Prof. Yuen Ying Chan von der Universität Hong Kong und die Chinaexpertinnen Dr. Eva Pils (King’s College London) und Prof. Dr. Marina Svensson (Universität Lund) werden auf dem Podium diskutieren, wie es aktuell um die akademische Freiheit in China und Hong Kong bestellt ist.
Werden Akademiker aus politischen Motiven kontrolliert und wenn ja, mit welchen Mitteln? Welche Fachbereiche sind betroffen? Stehen auch Universitäten in Hong Kong unter Beobachtung? Was hat sich seit Januar 2016 verändert, als die Kommunistische Partei Chinas die Universitäten anwies, sich vermehrt um die patriotische Erziehung der Studierenden zu kümmern? Was bedeutet die Direktive für ausländische Studierende, die einen Auslandsaufenthalt in China oder Hong Kong planen? Inwiefern behindern politische Vorgaben den internationalen wissenschaftlichen Austausch und die Zusammenarbeit mit chinesischen Akademikern?

Die Diskussion, die im Rahmen einer internationalen Konferenz über die akademische Freiheit und in englischer Sprache stattfindet, wird von Dr. Katrin Kinzelbach (Global Public Policy Institute) moderiert.

Mo, 06.11.2017 -
Di, 07.11.2017
Akademische Freiheit und politische Repression im Universitätskontext
Tagung
nicht öffentlich

Universitäten sind Orte des kritischen Denkens und der offenen Diskussion. Autoritäre und illiberale Regierungen schränken die akademische Freiheit daher oft ein, zum Beispiel indem Unterricht überwacht und aufgezeichnet wird oder indem Leistungskontrollen und Beförderungen neben der akademischen Leistung auch die ideologische Konformität von Wissenschaftlern begutachten. Im schlimmsten Fall werden Akademiker aus politischen Gründen inhaftiert oder sogar getötet. Bisher fehlen jedoch vergleichbare Daten zur akademischen Freiheit und zum weltweiten Ausmaß der politischen Repression an Universitäten.
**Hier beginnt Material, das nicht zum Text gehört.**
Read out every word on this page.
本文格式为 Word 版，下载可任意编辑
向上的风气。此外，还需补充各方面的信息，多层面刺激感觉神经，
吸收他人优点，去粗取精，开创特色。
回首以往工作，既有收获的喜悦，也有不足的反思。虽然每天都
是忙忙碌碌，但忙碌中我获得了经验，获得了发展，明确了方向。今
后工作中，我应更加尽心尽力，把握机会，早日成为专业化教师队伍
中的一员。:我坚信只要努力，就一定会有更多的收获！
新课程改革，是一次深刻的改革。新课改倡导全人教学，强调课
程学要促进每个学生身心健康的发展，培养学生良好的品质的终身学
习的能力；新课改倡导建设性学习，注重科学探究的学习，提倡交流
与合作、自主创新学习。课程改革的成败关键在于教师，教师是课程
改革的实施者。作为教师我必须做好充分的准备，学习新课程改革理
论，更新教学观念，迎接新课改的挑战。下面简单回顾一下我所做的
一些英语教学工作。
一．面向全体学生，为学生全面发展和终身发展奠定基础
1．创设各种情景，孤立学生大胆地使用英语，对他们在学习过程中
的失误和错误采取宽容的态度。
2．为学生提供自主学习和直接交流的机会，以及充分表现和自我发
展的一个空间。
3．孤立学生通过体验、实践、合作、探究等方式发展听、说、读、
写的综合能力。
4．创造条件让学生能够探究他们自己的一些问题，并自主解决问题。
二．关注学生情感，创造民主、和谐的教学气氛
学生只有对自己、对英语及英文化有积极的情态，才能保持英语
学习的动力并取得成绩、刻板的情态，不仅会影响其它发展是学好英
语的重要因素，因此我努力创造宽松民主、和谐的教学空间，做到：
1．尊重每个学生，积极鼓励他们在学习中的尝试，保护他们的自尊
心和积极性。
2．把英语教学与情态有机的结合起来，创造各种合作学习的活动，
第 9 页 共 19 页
Am 6./7. November 2017 tagen in der Fritz Thyssen Stiftung Politikwissenschaftler, Juristen, von Verfolgung betroffene Akademiker, ein ehemaliger Bildungsminister sowie Mitarbeiter der Organisation Scholars at Risk, um ihr Wissen über Instrumente politischer Repression im Universitätskontext zusammenzutragen und neue Ansätze für die empirische Erforschung dieser Vorgänge zu diskutieren. Ziel der Konferenz ist es, einen wissenschaftlichen Ansatz zur weltweiten Messung akademischer Freiheit zu entwickeln. Die Konferenz wird von Dr. Katrin Kinzelbach geleitet.